Ces élections locales qui ont valeur de jauge pour la présidentielle de 2020 sont donc déterminantes pour les leaders politiques ivoiriens, de Alassane Ouatarra à Henri Konan Bédié, en passant par Guillaume Soro, un troisième larron dont le jeu est loin d’être clair mais pourrait bien être décisif au profit ou contre l’un des clans en confrontation. Les résultats de ces scrutins municipaux et régionaux qui doivent montrer la force de l’une ou l’autre des personnalités politiques, et même des abstentionnistes du Front populaire ivoirien de Laurent Gbagbo seront donc scrutés à la loupe et serviront à certains «cubes Maggi», les politiciens qui sont dans toutes les sauces, à s’aligner. D’ores et déjà, sans être péremptoirement perdant, le PDCI de Henri Konan Bédié, à défaut d’être entièrement nu, perd bien des plumes dans nombre de communes d’Abidjan et à Bouaké. Lâché par nombre de ses bonzes attirés par les sirènes du pouvoir qui sont allés du côté du RHDP de Alassane Ouattara, le PDCI est loin d’avoir fait piètre figure et accuse ceux d’en face de fraudes et autres manipulations. De l’autre côté, pour les dissidents, continuer avec le PDCI de Henri Konan Bédié, président ad vitam aeternam plus ou moins contesté, se résumerait à lâcher la proie pour l’ombre. De même, chacun des dinosaures du plus vieux parti de Côte d’Ivoire, eux qui ont trouvé du beurre à mettre dans leurs épinards avec Alassane Ouattara et son RHDP sont convaincus que le soleil se lève désormais au nord, région et fief du président du RHDP.

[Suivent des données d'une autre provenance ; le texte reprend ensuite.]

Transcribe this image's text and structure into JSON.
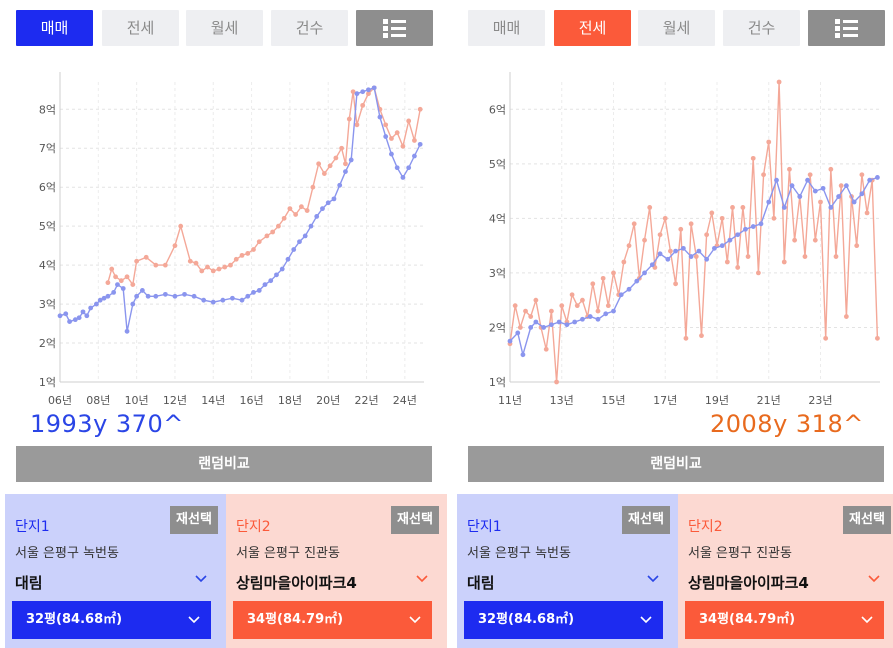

Une chose est certaine, en attendant les résultats définitifs de ces élections, déjà contestés par le PDCI, et vu le poids prépondérants des nombreux indépendants qui prennent même de l’ascendant sur le parti fondé par Feu Félix Houphouët Boigny dont les ennemis jurés se réclament tous fils, il faut, dans une certaine mesure, relever la forte…faible affluence due peut-être au boycott du FPI de Laurent Gbagbo et la désaffection de plus en plus sérieuse des jeunes pour la chose politique dont les anciens ont fait leur chasse gardée. C’est clair, la Côte d’Ivoire socio-politique est à la croisée des chemins et ne pourra trouver la juste voie qu’avec l’émergence d’une nouvelle classe politique animée par les jeunes et soutenue par une société civile réellement neutre.